Na festa do populismo

Com mais de um milhão de votos angariados nas eleições de domingo, já não é possível fazer de conta que o populismo do Chega não existe e deve ser banalizado. Antes pelo contrário, já fazia parte do sistema e agora reforçou essa integração.

Este fenómeno, cujo fermento está mais ou menos identificado e radica, em grande parte, na incapacidade de os partidos tradicionais se (re)ligarem e fazerem face a alguns dos anseios de parte significativa do eleitorado, tem lastro dentro e fora do país. É este o problema e é esta a inevitabilidade.

Não sendo um problema português em si mesmo, o populismo tem-se assumido como uma espécie de sombra da democracia liberal, onde assenta o conjunto de valores, princípios e modos de vida que a sociedade ocidental tem vindo a consolidar.
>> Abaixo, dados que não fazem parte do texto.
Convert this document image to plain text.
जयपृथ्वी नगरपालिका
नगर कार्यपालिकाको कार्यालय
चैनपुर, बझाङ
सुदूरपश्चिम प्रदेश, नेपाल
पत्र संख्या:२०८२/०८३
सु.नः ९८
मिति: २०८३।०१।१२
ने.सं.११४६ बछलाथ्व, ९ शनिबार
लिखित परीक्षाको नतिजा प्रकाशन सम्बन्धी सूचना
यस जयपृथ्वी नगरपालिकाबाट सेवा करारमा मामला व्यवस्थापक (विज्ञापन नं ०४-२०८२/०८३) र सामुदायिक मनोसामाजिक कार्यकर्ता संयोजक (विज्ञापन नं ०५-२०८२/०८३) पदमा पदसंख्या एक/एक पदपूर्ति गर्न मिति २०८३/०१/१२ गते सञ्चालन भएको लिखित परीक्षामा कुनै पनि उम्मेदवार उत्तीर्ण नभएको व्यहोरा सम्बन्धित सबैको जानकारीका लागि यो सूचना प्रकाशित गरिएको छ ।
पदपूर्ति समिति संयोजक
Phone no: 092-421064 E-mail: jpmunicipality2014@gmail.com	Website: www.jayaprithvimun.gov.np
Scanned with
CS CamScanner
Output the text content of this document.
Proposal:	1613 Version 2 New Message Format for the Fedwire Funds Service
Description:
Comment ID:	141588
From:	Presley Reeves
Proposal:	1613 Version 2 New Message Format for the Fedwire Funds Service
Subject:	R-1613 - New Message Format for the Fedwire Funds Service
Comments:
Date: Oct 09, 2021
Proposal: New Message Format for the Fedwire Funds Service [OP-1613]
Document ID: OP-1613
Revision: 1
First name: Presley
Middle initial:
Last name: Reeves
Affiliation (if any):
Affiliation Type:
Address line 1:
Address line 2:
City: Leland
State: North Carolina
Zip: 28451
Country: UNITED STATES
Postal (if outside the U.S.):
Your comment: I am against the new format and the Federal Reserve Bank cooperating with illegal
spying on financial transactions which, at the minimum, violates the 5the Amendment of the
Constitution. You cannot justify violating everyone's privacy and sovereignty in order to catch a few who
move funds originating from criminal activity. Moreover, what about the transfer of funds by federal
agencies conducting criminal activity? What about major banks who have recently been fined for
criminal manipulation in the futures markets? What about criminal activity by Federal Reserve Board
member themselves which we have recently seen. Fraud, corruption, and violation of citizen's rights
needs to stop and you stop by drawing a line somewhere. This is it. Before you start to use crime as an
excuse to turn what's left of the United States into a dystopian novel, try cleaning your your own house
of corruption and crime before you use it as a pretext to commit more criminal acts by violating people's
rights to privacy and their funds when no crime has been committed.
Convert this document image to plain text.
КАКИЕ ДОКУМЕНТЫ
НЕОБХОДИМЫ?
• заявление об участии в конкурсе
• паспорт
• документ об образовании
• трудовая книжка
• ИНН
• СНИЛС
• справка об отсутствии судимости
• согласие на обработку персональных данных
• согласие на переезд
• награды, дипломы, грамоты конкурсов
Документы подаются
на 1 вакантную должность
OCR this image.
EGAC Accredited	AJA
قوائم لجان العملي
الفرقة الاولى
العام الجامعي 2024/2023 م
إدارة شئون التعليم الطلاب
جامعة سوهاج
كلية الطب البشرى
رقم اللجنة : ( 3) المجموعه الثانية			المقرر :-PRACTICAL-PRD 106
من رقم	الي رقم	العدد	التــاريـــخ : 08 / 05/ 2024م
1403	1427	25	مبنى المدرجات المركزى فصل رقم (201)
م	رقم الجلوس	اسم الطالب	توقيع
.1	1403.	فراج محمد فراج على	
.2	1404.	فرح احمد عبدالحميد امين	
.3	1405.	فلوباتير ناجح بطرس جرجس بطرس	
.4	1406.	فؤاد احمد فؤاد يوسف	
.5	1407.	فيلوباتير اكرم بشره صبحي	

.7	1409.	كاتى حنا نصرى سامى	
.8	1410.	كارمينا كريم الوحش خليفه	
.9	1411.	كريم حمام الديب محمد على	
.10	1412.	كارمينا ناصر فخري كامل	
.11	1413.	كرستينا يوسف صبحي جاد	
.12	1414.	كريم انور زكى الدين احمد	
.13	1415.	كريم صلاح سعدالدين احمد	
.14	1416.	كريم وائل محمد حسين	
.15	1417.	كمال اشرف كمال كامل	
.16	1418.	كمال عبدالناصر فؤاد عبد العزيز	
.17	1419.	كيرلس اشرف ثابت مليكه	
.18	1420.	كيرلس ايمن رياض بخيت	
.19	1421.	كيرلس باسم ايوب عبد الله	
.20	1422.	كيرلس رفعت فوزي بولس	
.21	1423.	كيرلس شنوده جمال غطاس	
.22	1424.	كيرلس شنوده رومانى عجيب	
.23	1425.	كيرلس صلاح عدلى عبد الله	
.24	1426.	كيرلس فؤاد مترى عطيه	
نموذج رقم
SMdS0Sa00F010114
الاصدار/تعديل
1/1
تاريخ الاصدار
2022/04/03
Essa deriva tem que ser tida em conta e analisada no contexto atual, onde o nosso mundo alargado carrega riscos, perigos, desvios, ameaças e incertezas.

No caso português, para além de maleitas comuns ao espaço europeu (imigração, insegurança, inflação e um estado social escasso para as necessidades galopantes de uma sociedade envelhecida e desigual) há, convenhamos, um imenso voto de protesto a insuflar este crescimento dos extremistas do Chega, tal como se verificou em décadas recentes, com os movimentos que ganharam força na esquerda radical e, até, em movimentos ecológicos ou, como se tem visto atualmente, com os grupo de ativismo climático.

O problema é que estes não parecem ser epifenómenos, que enchem e esvaziam assim tão facilmente. São novas ordens que ganham sustentação e apoios populares de grandes franjas de população mais descontente, num caldo de cultura sem identidade, que aglomera e concentra uma multidão de gritos, de causas e de revoltas.

É este paradigma informal, agigantado pela demagogia do “está tudo mal”, da “limpeza” e do “virar do avesso” que circula ao micro segundo no mundo virtual, que é assustador, sobretudo numa comunidade como a nossa que gosta de estabilidade e tem um grau de moderação acima da média europeia.

O que fazer agora com esta imensa mole de descontentes é a grande questão.

Diria que é preciso dar respostas sem ‘quebrara-espinha’ no que toca aos avanços civilizacionais. E desfazer a ideia que o modelo radical (que altera a nossa morfologia comum) defendido e muitas vezes escondido pelas cúpulas do Chega é o caminho progressista que nos defende das ameaças e riscos. E combater as mentiras, as falácias, as hipocrisias e as demagogias que enfermam a ação programática destes mentores da disrupção social e política.

Cabe-nos tornar claro, de forma vigilante, que a realidade das últimas eleições não tolde a capacidade de empreender novas respostas, novos desafios, de modo a que o nosso modo de vida progrida sem ruturas, sob pena de nos arrependermos num futuro próximo.